Instructor: Joan Schneider, PhD
ABF Members $35, Nonmembers $45
Native peoples of the Colorado Desert and Lower Colorado River were fisher-folks when opportunities arose. Learn the techniques used to catch fish, prepare it, and transport it. This one-day class will include 2 hours of classroom information and a visit to at least two archaeological sites where the remains of fishing structures and fish camps can be seen today.
Bring lunch, good walking shoes, hats, sunscreen, and water. We will be visiting locations both within and outside ABDSP, including short walks from vehicles. Meet at Colorado Desert District Headquarters Begole Archaeological Research Center in Borrego Springs. 4x4 vehicles are preferred.
Joan S. Schneider, Ph.D. has extensive experience in the archaeology of the Colorado and Mojave deserts.
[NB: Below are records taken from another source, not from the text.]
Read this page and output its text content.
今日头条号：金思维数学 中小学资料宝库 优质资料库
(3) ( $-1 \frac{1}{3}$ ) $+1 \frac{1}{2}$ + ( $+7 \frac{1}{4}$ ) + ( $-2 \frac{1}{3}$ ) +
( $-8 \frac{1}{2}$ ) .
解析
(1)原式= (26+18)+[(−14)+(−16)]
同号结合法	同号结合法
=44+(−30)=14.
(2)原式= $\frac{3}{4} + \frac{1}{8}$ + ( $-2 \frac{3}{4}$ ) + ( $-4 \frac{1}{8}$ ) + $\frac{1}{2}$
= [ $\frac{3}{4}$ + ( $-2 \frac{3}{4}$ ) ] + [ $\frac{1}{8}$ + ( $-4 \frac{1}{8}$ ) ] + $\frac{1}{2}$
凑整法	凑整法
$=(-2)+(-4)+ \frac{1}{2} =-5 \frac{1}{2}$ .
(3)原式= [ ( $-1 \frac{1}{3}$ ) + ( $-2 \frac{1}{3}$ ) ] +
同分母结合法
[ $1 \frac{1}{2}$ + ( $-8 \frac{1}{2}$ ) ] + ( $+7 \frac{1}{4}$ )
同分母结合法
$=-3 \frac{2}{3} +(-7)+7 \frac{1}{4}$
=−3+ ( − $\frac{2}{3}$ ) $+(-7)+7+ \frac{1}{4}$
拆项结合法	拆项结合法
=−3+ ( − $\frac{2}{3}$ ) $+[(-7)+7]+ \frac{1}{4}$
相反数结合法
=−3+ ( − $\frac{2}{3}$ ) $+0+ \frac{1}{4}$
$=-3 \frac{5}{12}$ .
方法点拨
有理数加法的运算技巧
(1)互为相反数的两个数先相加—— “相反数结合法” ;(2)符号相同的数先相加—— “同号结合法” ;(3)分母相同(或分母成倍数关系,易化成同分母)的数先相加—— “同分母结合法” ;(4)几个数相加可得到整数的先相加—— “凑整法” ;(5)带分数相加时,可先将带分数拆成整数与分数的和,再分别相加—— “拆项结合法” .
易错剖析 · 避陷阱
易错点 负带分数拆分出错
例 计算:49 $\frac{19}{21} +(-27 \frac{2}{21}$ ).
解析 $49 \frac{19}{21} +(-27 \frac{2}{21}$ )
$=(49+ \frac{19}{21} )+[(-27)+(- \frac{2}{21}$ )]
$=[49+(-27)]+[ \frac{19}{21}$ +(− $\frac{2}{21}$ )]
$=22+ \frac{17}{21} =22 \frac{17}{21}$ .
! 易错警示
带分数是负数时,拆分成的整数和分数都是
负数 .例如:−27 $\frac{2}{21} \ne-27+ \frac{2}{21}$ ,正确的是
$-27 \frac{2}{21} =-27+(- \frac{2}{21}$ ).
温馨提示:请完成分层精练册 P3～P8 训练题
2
Her particular research interests focus on geoarchaeology as well as settlement patterns and subsistence practices of early peoples of arid lands. She is especially interested in every day tasks of women as they are expressed in the prehistoric archaeological record as well as the archaeology and anthropology of stone quarries and the people who worked them. Also considered an expert on the archaeology of the desert tortoise, she has published in international, national, regional, and local professional journals. Since 1987, she has taught classes at the Desert Study Center at Zzyzx and, since 2001 has been an Associate State Archaeologist in the Colorado Desert District of California State Parks.